Teletrade
The Incredible Money-Shrinking Machine

Ed Reiter - December 11, 1997
 

A penny saved is a penny spurned. That seems to be the thinking behind a new machine that turned up recently at a supermarket I patronize near my home in northern New Jersey.

It's called a Coinstar machine, and its function is to sort and count loose change.

Patrons with jars of quarters, dimes, nickels, cents and other miscellaneous coins dump the contents into this machine, which can count up to 600 coins a minute -- and within a matter of moments, it spits out a receipt which they can then redeem when they pay for their purchases on the checkout line.
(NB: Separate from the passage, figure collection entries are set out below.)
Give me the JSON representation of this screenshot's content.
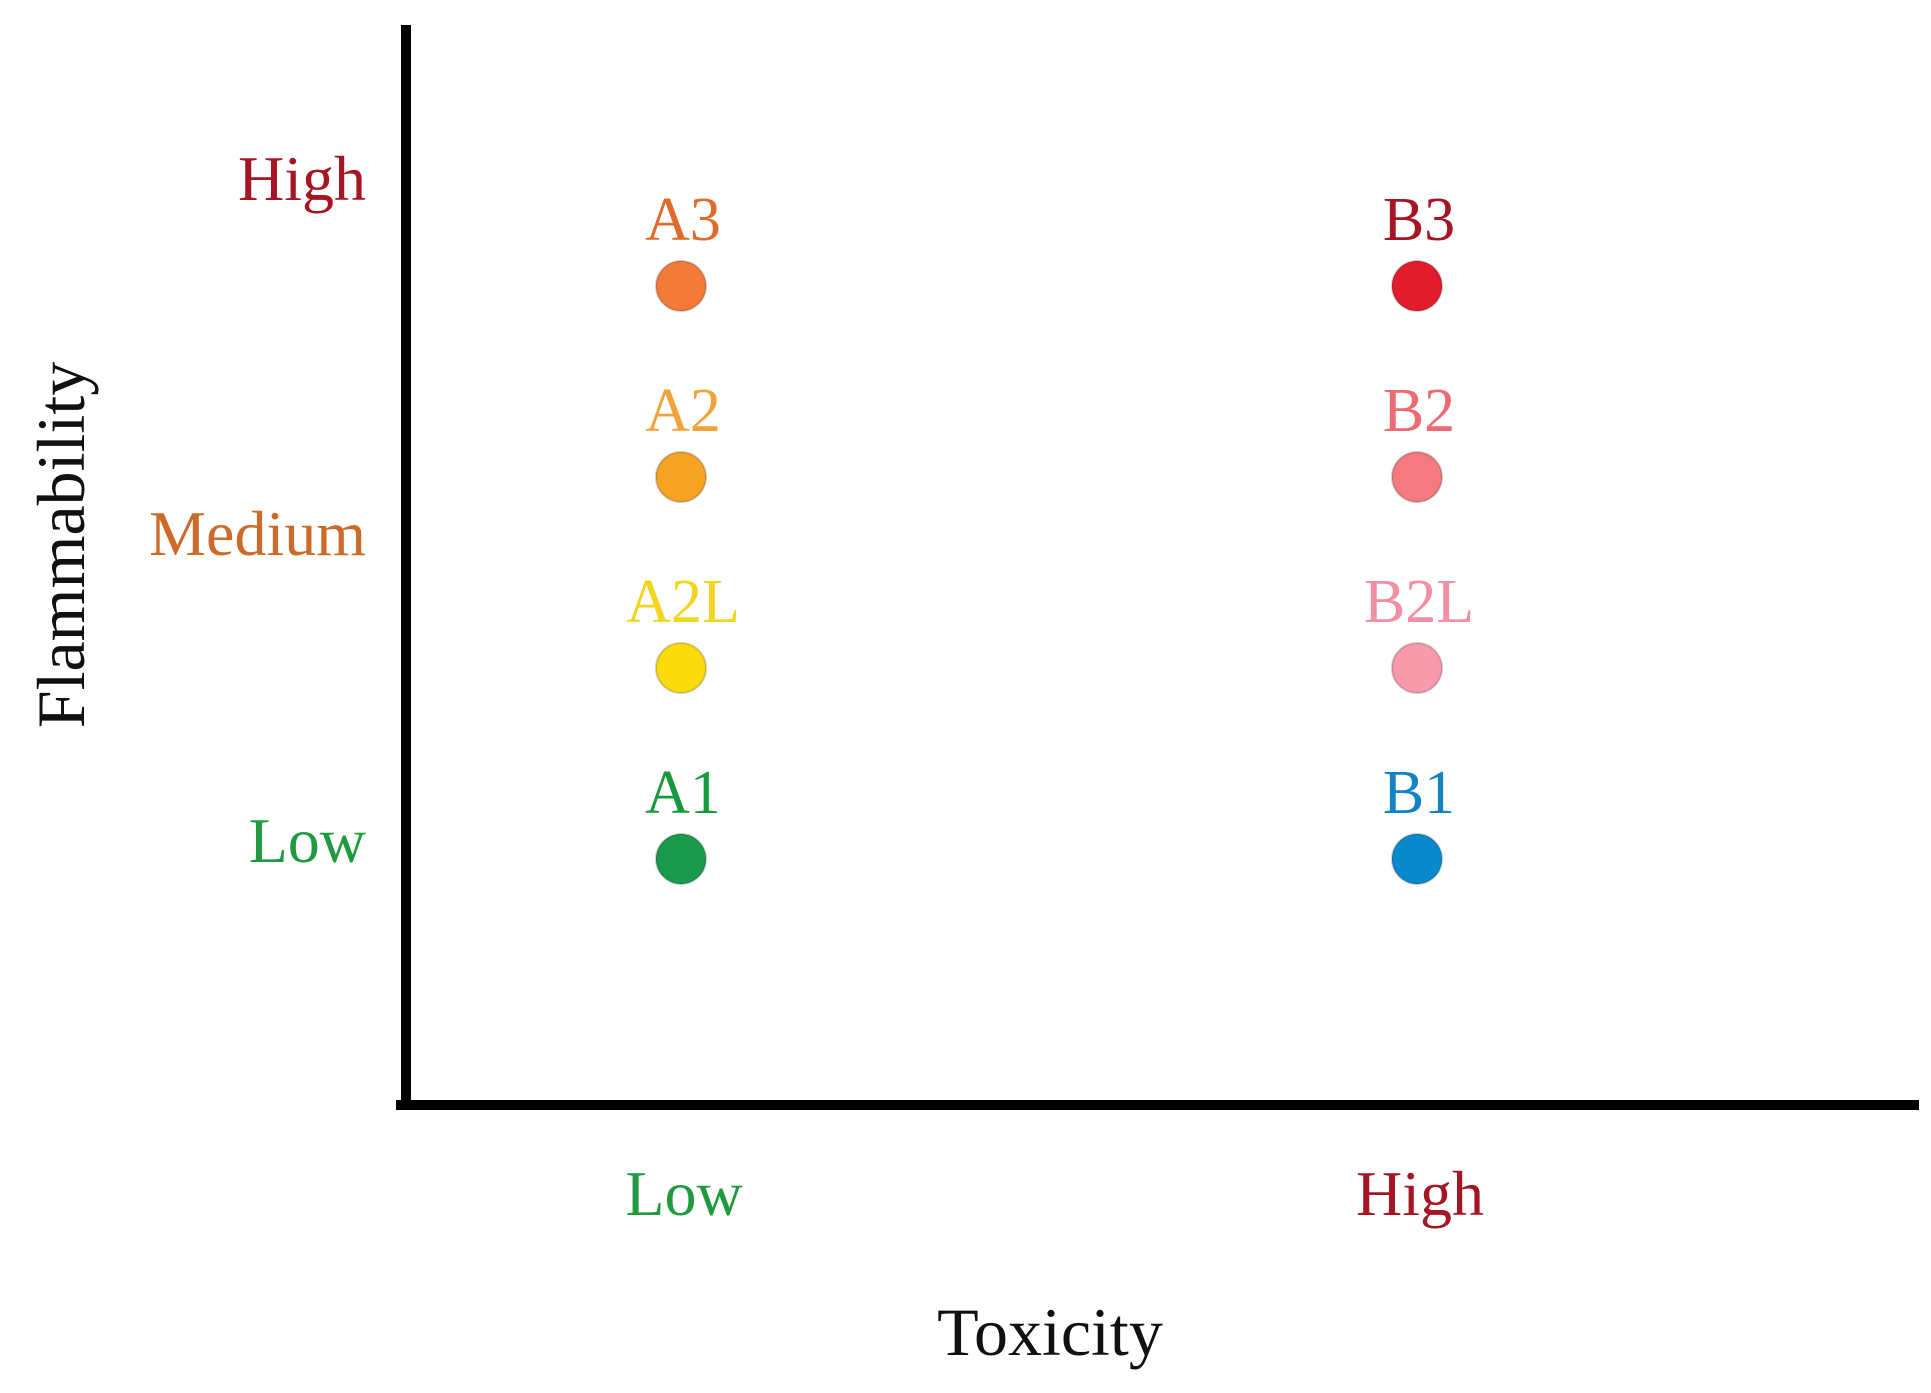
{
  "chart_data": {
    "type": "scatter",
    "title": "",
    "xlabel": "Toxicity",
    "ylabel": "Flammability",
    "x_ticks": [
      {
        "label": "Low",
        "color": "#1f9a3e"
      },
      {
        "label": "High",
        "color": "#a51524"
      }
    ],
    "y_ticks": [
      {
        "label": "High",
        "color": "#a51524"
      },
      {
        "label": "Medium",
        "color": "#cc6a2a"
      },
      {
        "label": "Low",
        "color": "#1f9a3e"
      }
    ],
    "points": [
      {
        "label": "A3",
        "x": "Low",
        "level": 3.0,
        "color": "#f47a3a",
        "label_color": "#e06a2a"
      },
      {
        "label": "A2",
        "x": "Low",
        "level": 2.0,
        "color": "#f6a323",
        "label_color": "#eea43a"
      },
      {
        "label": "A2L",
        "x": "Low",
        "level": 1.0,
        "color": "#fbdc0a",
        "label_color": "#f2d51c"
      },
      {
        "label": "A1",
        "x": "Low",
        "level": 0.0,
        "color": "#1a9a4c",
        "label_color": "#179a3f"
      },
      {
        "label": "B3",
        "x": "High",
        "level": 3.0,
        "color": "#e21c2c",
        "label_color": "#a51524"
      },
      {
        "label": "B2",
        "x": "High",
        "level": 2.0,
        "color": "#f47a80",
        "label_color": "#ee6a72"
      },
      {
        "label": "B2L",
        "x": "High",
        "level": 1.0,
        "color": "#f79aab",
        "label_color": "#f28fa3"
      },
      {
        "label": "B1",
        "x": "High",
        "level": 0.0,
        "color": "#0a88cc",
        "label_color": "#1284c4"
      }
    ],
    "grid": false,
    "legend": "none"
  }
}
Sounds like a real convenience, right?

The convenience comes at a cost, though: The monetary value stamped on the receipt reflects a handling fee of 7.5 percent. In other words, if the coins had a total face value of $100, their redemption value would be just $92.50. The rest would go to Coinstar Inc. of Bellevue, Wash., the company that produces this device.
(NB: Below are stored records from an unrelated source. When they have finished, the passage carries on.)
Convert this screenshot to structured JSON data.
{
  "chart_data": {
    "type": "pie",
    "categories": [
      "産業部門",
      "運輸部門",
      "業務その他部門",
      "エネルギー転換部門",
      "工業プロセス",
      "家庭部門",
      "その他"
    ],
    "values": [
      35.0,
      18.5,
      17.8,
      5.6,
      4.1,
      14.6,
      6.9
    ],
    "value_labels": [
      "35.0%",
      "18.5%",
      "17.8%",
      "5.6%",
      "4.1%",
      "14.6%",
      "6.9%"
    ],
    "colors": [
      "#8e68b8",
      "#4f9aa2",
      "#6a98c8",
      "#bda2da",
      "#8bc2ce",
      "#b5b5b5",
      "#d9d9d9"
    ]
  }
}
Many people nowadays clearly don't mind paying for convenience. How else can one explain the phenomenal success of automated teller machines, whose usage remains high despite the imposition of onerous fees by many of the banks that maintain them.
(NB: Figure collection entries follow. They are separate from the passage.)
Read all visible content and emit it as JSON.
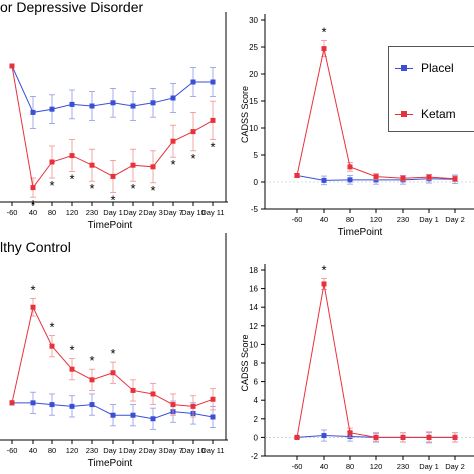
{
  "colors": {
    "placebo": "#3a4fd6",
    "ketamine": "#e8323b",
    "placebo_err": "#8d98e8",
    "ketamine_err": "#f09090"
  },
  "legend": [
    {
      "key": "placebo",
      "label": "Placel"
    },
    {
      "key": "ketamine",
      "label": "Ketam"
    }
  ],
  "chart_data": [
    {
      "id": "mdd-main",
      "type": "line",
      "title": "or Depressive Disorder",
      "xlabel": "TimePoint",
      "ylabel": "",
      "categories": [
        "-60",
        "40",
        "80",
        "120",
        "230",
        "Day 1",
        "Day 2",
        "Day 3",
        "Day 7",
        "Day 10",
        "Day 11"
      ],
      "ylim": [
        0,
        100
      ],
      "series": [
        {
          "key": "placebo",
          "values": [
            85,
            56,
            58,
            61,
            60,
            62,
            60,
            62,
            65,
            75,
            75
          ],
          "err": [
            0,
            10,
            9,
            9,
            9,
            9,
            9,
            9,
            9,
            9,
            9
          ]
        },
        {
          "key": "ketamine",
          "values": [
            85,
            9,
            25,
            29,
            23,
            16,
            23,
            22,
            38,
            44,
            51
          ],
          "err": [
            0,
            6,
            10,
            10,
            10,
            10,
            10,
            10,
            10,
            12,
            12
          ]
        }
      ],
      "annotations": [
        "*",
        "*",
        "*",
        "*",
        "*",
        "*",
        "*",
        "*",
        "*",
        "*"
      ]
    },
    {
      "id": "mdd-cadss",
      "type": "line",
      "title": "",
      "xlabel": "TimePoint",
      "ylabel": "CADSS Score",
      "categories": [
        "-60",
        "40",
        "80",
        "120",
        "230",
        "Day 1",
        "Day 2"
      ],
      "yticks": [
        -5,
        0,
        5,
        10,
        15,
        20,
        25,
        30
      ],
      "ylim": [
        -5,
        30
      ],
      "series": [
        {
          "key": "placebo",
          "values": [
            1.2,
            0.3,
            0.4,
            0.4,
            0.4,
            0.6,
            0.5
          ],
          "err": [
            0.3,
            0.8,
            0.8,
            0.8,
            0.8,
            0.8,
            0.8
          ]
        },
        {
          "key": "ketamine",
          "values": [
            1.2,
            24.7,
            2.8,
            1.0,
            0.7,
            0.9,
            0.6
          ],
          "err": [
            0.3,
            1.5,
            0.8,
            0.6,
            0.5,
            0.5,
            0.5
          ]
        }
      ],
      "annotations": [
        "*"
      ]
    },
    {
      "id": "hc-main",
      "type": "line",
      "title": "lthy Control",
      "xlabel": "TimePoint",
      "ylabel": "",
      "categories": [
        "-60",
        "40",
        "80",
        "120",
        "230",
        "Day 1",
        "Day 2",
        "Day 3",
        "Day 7",
        "Day 10",
        "Day 11"
      ],
      "ylim": [
        0,
        100
      ],
      "series": [
        {
          "key": "placebo",
          "values": [
            21,
            21,
            20,
            19,
            20,
            14,
            14,
            12,
            16,
            15,
            13
          ],
          "err": [
            0,
            6,
            6,
            6,
            6,
            6,
            6,
            6,
            6,
            6,
            6
          ]
        },
        {
          "key": "ketamine",
          "values": [
            21,
            75,
            53,
            40,
            34,
            38,
            28,
            26,
            20,
            19,
            23
          ],
          "err": [
            0,
            5,
            6,
            6,
            6,
            6,
            6,
            6,
            6,
            6,
            6
          ]
        }
      ],
      "annotations": [
        "*",
        "*",
        "*",
        "*",
        "*"
      ]
    },
    {
      "id": "hc-cadss",
      "type": "line",
      "title": "",
      "xlabel": "TimePoint",
      "ylabel": "CADSS Score",
      "categories": [
        "-60",
        "40",
        "80",
        "120",
        "230",
        "Day 1",
        "Day 2"
      ],
      "yticks": [
        -2,
        0,
        2,
        4,
        6,
        8,
        10,
        12,
        14,
        16,
        18
      ],
      "ylim": [
        -2,
        18
      ],
      "series": [
        {
          "key": "placebo",
          "values": [
            0,
            0.2,
            0.1,
            0,
            0,
            0,
            0
          ],
          "err": [
            0.1,
            0.6,
            0.5,
            0.5,
            0.5,
            0.5,
            0.5
          ]
        },
        {
          "key": "ketamine",
          "values": [
            0,
            16.5,
            0.5,
            0,
            0,
            0,
            0
          ],
          "err": [
            0.1,
            0.6,
            0.5,
            0.4,
            0.5,
            0.6,
            0.5
          ]
        }
      ],
      "annotations": [
        "*"
      ]
    }
  ]
}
Still, there's something distasteful -- even, dare I say, undemocratic -- about paying "interest" on money you've set aside for a rainy day. It flies in the face of Ben Franklin's sage advice, and seems to suggest that thrift is less a virtue than a vice.

The notion strikes me as especially repugnant from a numismatic standpoint, because hoards have been such important sources of worthwhile coins through the years.

I get this mental image of a grizzled LaVere Redfield hauling huge buckets of old silver dollars into a Nevada supermarket, dumping them into a Coinstar machine and leaving a few hours later with a handy receipt in his hands. Assuming that he had 100,000 cartwheels with him at the time, that receipt would entitle him to $92,500 worth of groceries -- face value less the handling charge for sorting and counting his treasures (which, as it turned out, sold for millions of dollars after his death).

That's an extreme example, to be sure. But even on a smaller scale, sugar bowls, milk bottles, piggy banks and mayonnaise jars have yielded many coins worth more than face value -- sometimes much more -- and I always view my own accumulations as possible sources of premium value for ME, not for some machine.

Naturally, this assumes that I will take the time to look through the coins and pick out the ones with added value. And given the relative shortage of worthwhile coins in pocket change these days, that might not be a cost- effective way to spend my time.

But interesting varieties can and do turn up on a fairly regular basis -- and now and then the search can be especially rewarding, as happened several years ago when hobbyists discovered doubled-die examples of 1995 Lincoln cents. Presumably, many thousands of those cents are still undetected in the very jars and bottles now being dumped down Coinstar's throat.

My perspective is colored, I'm sure, by the fact that I began collecting coins in earnest at a time when scarcer issues could still be found quite readily in everyday pocket change. In the early 1960s, I spent many pleasant hours examining coins from rolls I obtained at the bank.

My most valuable find was a 1914-D Lincoln cent in very good condition, worth about $35 at the time. However, I found dozens of semi-key coins worth several dollars apiece or more, including such scarce Lincolns as the 1924-D, 1926- S, 1922-D and 1931-D.

Even then, it might be argued, I could have put those hours to more profitable use -- possibly by working a second job. In retrospect, however, my coin searches gave me not only modest profit but also enormous pleasure.

It's sad that so few people seem to be pursuing that same kind of pleasure -- and yes, potential profit --anymore. It's also a major threat to our hobby's continued well-being.

Maybe that's why I dislike -- and resent -- the Coinstar machine so much. With 1,800 locations in 22 states at this writing, it's in a position to wipe out millions of hoards and with them the chance that their owners might move on from accumulating coins to collecting them.

Then again, perhaps it's just my basic animal instinct:

I hate seeing one person's piggy bank become someone else's cash cow.